A reader questioned my original assertion and its various geographical and geometrical elements, and proposed that the water seen in the painting was instead a glimpse of the Bacino of San Marco, where its rippling wavelets caressed the smooth stone surface of a working riva (fondamenta). He proposed it in less overwrought terms.
I found a map by Joan Blaue (date unknown by me, except that it was made in the 1600’s) which shows that there was indeed a riva in that place, leading down into the waters of the Bacino of San Marco, and not at all the canal I had imagined.
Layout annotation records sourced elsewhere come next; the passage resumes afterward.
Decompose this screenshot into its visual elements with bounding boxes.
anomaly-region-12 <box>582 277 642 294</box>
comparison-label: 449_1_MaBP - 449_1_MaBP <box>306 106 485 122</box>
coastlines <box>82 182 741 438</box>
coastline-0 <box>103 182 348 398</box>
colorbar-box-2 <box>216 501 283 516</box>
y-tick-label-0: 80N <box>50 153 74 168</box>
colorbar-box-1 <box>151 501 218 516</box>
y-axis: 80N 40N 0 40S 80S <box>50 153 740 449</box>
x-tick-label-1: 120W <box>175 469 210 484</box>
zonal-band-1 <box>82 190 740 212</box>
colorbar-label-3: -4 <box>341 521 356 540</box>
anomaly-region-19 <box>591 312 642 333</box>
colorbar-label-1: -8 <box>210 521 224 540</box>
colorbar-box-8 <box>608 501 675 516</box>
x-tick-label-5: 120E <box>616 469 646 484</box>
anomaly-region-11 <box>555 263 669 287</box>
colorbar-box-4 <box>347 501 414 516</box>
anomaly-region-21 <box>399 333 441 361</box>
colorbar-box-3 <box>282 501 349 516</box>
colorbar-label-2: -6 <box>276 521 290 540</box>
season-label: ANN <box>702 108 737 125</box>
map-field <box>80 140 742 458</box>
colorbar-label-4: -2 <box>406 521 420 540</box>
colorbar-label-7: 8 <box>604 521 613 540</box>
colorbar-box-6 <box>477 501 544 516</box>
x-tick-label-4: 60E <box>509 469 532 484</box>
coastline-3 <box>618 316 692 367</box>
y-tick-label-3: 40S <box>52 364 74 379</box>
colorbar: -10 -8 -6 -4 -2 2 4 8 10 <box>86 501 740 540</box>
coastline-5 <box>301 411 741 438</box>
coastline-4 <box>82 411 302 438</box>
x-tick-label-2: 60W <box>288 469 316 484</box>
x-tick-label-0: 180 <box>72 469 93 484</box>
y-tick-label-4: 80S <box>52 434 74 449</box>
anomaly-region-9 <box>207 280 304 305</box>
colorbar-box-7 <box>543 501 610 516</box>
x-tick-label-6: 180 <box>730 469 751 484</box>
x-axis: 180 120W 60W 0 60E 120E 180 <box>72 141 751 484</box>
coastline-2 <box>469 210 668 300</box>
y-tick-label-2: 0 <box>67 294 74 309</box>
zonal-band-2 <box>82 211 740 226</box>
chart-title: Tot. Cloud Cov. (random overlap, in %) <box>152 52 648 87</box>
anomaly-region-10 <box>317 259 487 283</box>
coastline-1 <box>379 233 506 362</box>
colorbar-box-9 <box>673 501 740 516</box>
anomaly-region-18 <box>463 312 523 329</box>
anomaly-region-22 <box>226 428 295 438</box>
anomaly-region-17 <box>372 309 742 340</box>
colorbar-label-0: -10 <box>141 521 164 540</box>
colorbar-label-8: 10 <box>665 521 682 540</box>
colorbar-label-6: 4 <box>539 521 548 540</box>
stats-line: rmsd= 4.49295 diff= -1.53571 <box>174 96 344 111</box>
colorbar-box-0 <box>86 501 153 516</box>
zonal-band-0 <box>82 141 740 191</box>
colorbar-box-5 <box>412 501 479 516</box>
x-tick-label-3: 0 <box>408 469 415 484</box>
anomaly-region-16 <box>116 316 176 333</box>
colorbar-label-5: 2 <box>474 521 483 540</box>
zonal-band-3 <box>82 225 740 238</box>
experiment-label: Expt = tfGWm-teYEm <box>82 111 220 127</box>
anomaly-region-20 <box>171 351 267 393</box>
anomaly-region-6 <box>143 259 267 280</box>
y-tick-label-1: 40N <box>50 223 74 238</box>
In brief, I was wrong and he was right.
Another reader then wrote with more information and opinions, and attached a detail from another map, which I am showing here. It was made by Ludovico Ughi in 1729 — slightly after Canaletto’s time, but probably not long enough to matter to our story.
As you see, Ughi identifies a clearly non-canal strip of territory as “Cale di S. Domenico di Castello.” If it was a calle (street) in 1729, I’m going to assume it was a calle in 16-whatever-it-was when Canaletto painted his picture.
Or maybe you can’t see it. It’s the broad line that begins in the “crook” of the waterfront and goes north till it hits the “rio di Castello,” the canal which became via Garibaldi.
Conclusion: Making assumptions can be dangerous, as my original post demonstrated, but I think the evidence is now reasonably clear that the present viale Garibaldi was not a canal in the 17th century.
That’s really all I’m interested in saying about this. Whatever it was, or wasn’t, or dreamed of being, but couldn’t, or might have been if Napoleon or Nikola Tesla or Fannie Bloomfield Zeisler hadn’t intervened, is a story I’m not going to be pursuing anymore.
I’m all for knowledge — the more, the better, even as it gets broken and reassembled in ever-tinier pieces and shapes. But unless somebody can convince me that Jimmy Hoffa is buried under the third bench on the right, I’m going to leave this subject and go on to something else. Perhaps something more interesting, maybe even more important. But at least it won’t be about the viale Garibaldi.